The Value of Education Spending
It is an undeniable truth that education has a huge effect on one’s life. The skills and knowledge gained throughout schooling are a boon for your entire life, anything from basic mathematics to reading comprehension skills. It has long been assumed that a higher level of school quality results in a more productive individuals and, on a broader scale, better schools result in a more productive country. Developed nations continue to look towards investments in their school system as a way to guarantee their economic future, with the United Kingdom spending nearly 10% of its national budget on education. The education secretary, Justine Greening, sought “increase in core funding of £1.3bn for schools over two years”. It is clear education spending is a sector that the United Kingdom does not hesitate to further invest in.
While the general logic behind the idea that better schools are a prerequisite for improving the lot of the poorest in our society seems sound, it is theorized that there is a point of diminishing returns with investment into a nation’s school system, a breaking point where state and private investment in general prosperity will have a greater effect on boosting the economic productivity of an individual and the society as a whole, rather than further investment in schooling. The unfortunate truth is it is entirely possible that the United Kingdom has already reached this point.
The Heyneman-Loxely effect explores the connection between a families’ socio-economic status (based on income, education, and occupation) and school quality as determinants for an individual’s economic productivity. It is common sense to believe that education and your family’s status are equal predicators across all nations regardless of their economic development. However research may show this idea to be a false.
While school quality is still the major determinant in poorer, developing countries, in richer countries the socioeconomic status of a family is much reliable indicator of an individual’s future economic productivity. Essentially the theory surmises that, in developing nations, the vast gulf in quality between good and poor schools mean that attending a good school will have a fundamental impact on your future. However within developed nations, such as the United Kingdom, all schools reach a certain standard, and provide a core curriculum of useful and important knowledge. When this is the case the family’s socioeconomic status, which can be linked to the general prosperity of the nation, serves as a better predictor of the future economic productivity of an individual. A wealthier and more economically productive society produces a new generation that is more productive as well.

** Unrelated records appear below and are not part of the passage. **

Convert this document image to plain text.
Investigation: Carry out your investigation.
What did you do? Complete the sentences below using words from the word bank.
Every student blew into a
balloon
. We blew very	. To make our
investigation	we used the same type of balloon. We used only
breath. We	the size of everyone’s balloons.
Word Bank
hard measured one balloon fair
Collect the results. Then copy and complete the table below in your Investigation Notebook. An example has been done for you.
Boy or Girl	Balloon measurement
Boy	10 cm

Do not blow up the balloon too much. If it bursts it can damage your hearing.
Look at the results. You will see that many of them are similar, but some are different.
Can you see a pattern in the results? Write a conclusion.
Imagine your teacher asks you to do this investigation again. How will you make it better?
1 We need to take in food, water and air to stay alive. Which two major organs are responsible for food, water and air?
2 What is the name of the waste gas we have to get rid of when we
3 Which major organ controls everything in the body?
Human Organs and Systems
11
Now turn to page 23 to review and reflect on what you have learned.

The cost of schooling is on the rise throughout the United Kingdom and it might be assumed that because the government and its citizens are putting more money into schools, the investments will bear the fruit of increased productivity in the coming years. Unfortunately this assumption might not be correct, and the seeds of productivity may have been buried with ill begotten knowledge. Programs such as vocational training or tax breaks to small businesses are more likely to increase the general prosperity of the population, and consequently raise the socioeconomic status of the population en masse. A higher socioeconomic status across the board will translate into a more lucrative investment for the British government then a well-intentioned investment in education.
The United Kingdom currently ranks 6th among developed nations for education, and it is entirely possible that the country has long passed the point where education investments outstrips economic well being in terms of returns for long term economic productivity. While improvements to the school system are often the priority of those who wish to “look towards the future” it might be time to realise that looking toward the future can best be done by improving the general prosperity of individual’s and the country as a whole.